As usinas térmicas que cabem na transição para a economia de baixo carbono
A finlandesa Wärtsilä apresentou neste ano a primeira usina em escala comercial capaz de funcionar integralmente a hidrogênio

O Brasil tem mais de 100 usinas térmicas movidas a combustíveis fósseis. Dessas, dez queimam carvão mineral, a pior opção que existe, para produzir energia cara e poluente. Quando a falta de chuvas ameaça a geração hidrelétrica, como aconteceu na seca histórica deste ano — que deverá ser o mais quente já registrado —, as térmicas entram em ação. A seca ainda vai fazer efeito por mais tempo, mas a participação dessas usinas na geração já subiu de 8,9% em 2023 para 10,1% nos doze meses até outubro. O problema é agravado pelo lobby do atraso e de interesses estreitos, que volta e meia empurra ao país decisões péssimas, como a prorrogação até 2040 da compra de energia a carvão ou a construção de usinas a gás sob um modelo sem sentido econômico. Descrito assim, o retrato parece mais feio que a realidade. Há mudanças em andamento, para melhor — muito melhor.
A energia contratada das usinas térmicas deve diminuir até 2028. A associação do segmento já tentou transformar isso num alerta, mas a notícia é boa para os demais brasileiros (e para o planeta). Da capacidade total de geração de eletricidade no Brasil, que é de 204 gigawatts (GW), as fontes fósseis garantem 15%, e caindo. As fontes eólica e solar, limpas, fornecem parcela maior, de 22%, e crescendo (o total de 100% se completa principalmente com geração hídrica e de biomassa). A matriz elétrica brasileira ainda vai ficar mais limpa nos próximos anos. “Demora um tempo para o sistema dar conta de uma nova lógica, com energia solar, eólica e geração distribuída”, diz o pesquisador Emilio La Rovere, do Programa de Planejamento Energético da Coppe (unidade de pós-graduação em engenharia da Universidade Federal do Rio de Janeiro). “Mas o investimento voltou, novas soluções estão aí na esquina e a situação tende a se normalizar. É um desafio para todos os países.”

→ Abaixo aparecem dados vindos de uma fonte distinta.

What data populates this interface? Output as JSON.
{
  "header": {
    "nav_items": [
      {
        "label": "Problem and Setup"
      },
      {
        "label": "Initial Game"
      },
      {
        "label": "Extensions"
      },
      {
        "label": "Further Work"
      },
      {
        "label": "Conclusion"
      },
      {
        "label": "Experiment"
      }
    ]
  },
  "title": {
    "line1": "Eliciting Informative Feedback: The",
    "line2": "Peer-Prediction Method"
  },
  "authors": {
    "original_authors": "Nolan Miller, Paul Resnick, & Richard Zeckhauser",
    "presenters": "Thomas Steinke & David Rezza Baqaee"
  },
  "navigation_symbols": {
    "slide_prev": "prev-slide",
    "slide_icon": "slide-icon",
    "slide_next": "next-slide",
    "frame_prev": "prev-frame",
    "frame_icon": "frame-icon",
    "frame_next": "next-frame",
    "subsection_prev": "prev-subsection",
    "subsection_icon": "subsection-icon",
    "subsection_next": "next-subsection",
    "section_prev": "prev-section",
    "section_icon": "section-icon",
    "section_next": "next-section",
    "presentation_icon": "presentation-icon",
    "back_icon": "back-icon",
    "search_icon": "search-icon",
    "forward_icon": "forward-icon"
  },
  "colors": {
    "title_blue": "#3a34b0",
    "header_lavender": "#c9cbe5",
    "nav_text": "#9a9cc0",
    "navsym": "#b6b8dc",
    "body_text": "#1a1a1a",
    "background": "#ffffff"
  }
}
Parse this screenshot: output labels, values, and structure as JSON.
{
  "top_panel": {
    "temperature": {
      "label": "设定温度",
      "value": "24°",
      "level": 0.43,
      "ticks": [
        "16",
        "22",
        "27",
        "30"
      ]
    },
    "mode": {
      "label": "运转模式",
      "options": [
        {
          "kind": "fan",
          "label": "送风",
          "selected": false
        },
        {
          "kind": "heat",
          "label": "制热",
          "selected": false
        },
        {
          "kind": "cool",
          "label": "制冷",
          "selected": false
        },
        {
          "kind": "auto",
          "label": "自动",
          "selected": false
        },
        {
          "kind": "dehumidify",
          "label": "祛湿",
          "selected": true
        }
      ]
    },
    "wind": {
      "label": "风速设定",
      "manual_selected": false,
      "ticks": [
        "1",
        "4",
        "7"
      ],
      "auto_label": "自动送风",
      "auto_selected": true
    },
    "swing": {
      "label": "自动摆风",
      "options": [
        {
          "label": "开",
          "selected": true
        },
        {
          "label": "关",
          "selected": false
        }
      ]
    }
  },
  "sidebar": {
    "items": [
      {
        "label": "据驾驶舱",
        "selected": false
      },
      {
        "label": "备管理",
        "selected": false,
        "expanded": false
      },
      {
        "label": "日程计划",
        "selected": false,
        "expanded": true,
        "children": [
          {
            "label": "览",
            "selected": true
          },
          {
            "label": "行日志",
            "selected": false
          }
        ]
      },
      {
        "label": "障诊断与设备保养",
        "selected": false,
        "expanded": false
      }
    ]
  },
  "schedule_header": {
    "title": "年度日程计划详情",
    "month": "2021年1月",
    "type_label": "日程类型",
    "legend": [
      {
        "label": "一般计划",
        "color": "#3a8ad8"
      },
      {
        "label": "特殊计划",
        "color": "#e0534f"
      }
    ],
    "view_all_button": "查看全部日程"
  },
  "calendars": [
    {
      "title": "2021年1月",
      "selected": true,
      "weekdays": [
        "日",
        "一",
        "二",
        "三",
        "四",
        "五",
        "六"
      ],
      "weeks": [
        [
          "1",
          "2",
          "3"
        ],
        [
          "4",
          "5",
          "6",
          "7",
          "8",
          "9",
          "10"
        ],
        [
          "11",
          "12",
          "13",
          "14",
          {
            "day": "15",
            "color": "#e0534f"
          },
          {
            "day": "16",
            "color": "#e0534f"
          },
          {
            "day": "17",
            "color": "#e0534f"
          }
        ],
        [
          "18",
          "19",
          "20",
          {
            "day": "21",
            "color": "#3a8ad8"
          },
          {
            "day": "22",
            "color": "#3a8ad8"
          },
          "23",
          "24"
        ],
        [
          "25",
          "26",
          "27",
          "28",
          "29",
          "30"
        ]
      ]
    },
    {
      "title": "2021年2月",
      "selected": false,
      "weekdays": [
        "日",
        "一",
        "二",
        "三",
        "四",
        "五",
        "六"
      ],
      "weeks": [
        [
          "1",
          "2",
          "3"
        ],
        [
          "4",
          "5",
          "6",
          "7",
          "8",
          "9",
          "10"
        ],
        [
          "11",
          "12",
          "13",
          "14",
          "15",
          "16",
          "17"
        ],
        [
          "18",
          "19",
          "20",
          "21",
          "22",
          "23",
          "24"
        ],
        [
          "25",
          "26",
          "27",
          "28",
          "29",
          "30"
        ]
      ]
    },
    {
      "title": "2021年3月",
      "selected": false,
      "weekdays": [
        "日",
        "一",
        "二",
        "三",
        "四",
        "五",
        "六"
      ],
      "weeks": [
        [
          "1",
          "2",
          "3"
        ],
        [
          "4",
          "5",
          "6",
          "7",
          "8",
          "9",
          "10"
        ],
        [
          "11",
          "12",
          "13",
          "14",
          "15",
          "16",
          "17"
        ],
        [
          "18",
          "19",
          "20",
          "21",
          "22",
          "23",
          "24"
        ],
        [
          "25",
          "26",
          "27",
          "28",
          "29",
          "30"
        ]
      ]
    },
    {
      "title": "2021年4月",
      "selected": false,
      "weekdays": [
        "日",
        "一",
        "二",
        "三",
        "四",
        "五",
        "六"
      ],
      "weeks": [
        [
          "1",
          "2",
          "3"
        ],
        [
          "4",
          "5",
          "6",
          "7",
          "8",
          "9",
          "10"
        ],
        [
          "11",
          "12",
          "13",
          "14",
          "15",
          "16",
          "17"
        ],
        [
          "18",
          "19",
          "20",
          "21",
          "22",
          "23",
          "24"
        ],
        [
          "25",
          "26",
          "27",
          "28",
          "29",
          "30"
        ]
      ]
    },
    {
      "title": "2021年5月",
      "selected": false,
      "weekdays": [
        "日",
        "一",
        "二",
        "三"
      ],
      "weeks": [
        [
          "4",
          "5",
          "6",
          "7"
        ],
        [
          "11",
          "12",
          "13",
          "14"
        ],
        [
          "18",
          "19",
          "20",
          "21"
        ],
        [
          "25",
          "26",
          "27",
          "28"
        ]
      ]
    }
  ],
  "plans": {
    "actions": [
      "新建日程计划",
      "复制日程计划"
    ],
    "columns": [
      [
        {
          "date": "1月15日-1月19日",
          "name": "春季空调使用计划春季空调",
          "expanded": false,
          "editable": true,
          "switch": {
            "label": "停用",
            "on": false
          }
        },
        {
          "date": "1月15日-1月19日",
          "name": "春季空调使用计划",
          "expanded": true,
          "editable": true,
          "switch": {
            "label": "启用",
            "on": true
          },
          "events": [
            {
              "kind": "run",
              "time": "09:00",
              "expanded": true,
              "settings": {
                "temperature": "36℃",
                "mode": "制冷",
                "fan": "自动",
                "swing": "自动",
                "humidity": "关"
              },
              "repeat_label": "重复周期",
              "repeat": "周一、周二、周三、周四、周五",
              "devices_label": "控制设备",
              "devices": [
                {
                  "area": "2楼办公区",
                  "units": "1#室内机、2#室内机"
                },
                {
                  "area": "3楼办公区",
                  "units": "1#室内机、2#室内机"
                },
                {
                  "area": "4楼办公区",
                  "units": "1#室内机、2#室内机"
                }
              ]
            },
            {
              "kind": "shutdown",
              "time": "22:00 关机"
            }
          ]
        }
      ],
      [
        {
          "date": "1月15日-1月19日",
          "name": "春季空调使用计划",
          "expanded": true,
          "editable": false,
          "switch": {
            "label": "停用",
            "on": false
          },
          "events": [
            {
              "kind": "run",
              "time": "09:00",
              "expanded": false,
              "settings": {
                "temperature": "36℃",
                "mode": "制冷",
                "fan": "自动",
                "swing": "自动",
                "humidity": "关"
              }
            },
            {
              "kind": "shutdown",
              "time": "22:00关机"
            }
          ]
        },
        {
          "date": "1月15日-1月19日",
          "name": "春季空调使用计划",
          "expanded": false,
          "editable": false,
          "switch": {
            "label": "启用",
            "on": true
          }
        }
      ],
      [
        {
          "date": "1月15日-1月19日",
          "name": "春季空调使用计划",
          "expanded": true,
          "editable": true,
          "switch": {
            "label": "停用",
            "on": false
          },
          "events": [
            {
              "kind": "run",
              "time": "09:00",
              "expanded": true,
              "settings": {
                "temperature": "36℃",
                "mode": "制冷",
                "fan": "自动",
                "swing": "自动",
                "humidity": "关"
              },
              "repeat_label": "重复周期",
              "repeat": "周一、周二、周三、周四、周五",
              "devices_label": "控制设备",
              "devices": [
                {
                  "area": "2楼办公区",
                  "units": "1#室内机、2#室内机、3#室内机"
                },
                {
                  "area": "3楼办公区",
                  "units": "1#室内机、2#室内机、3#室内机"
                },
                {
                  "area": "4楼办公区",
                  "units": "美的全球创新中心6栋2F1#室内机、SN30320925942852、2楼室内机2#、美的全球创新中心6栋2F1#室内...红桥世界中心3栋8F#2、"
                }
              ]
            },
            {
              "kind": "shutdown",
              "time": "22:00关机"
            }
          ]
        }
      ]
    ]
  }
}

No Brasil e no mundo, o negócio de fornecer energia ficou mais complicado. Os sistemas precisam oferecer mais energia, emitir menos carbono, manter-se estáveis diante de eventos climáticos extremos e atender a picos muito acima da média. Em seu relatório global de eficiência energética, divulgado em novembro, a Agência Internacional de Energia destacou três países como exemplos de disparada do consumo em 2024: Índia, Turquia e Brasil. Por aqui, houve recorde histórico de demanda por eletricidade em março. “O regime de chuvas mudou, alternando períodos extremos, e o perfil da demanda mudou”, diz João Carlos Mello, presidente da consultoria especializada Thymos. “Por isso, agora precisamos de um novo tipo de segurança, para atender com eficiência a picos de consumo.”
As principais fontes renováveis de hoje — e que vão se tornar o alicerce do sistema — enfrentam oscilações ou intermitência, por causa de ciclos naturais. A qualquer dado momento, pode não haver sol, vento ou água nos reservatórios suficiente para atender às demandas (existem fontes renováveis estáveis, como geotérmica e biocombustíveis, mas elas não estão à disposição na escala, nos locais e no baixo custo necessários). Por isso, completar esse quebra-cabeça exige mais peças do que apenas hidrelétricas, turbinas eólicas e painéis solares.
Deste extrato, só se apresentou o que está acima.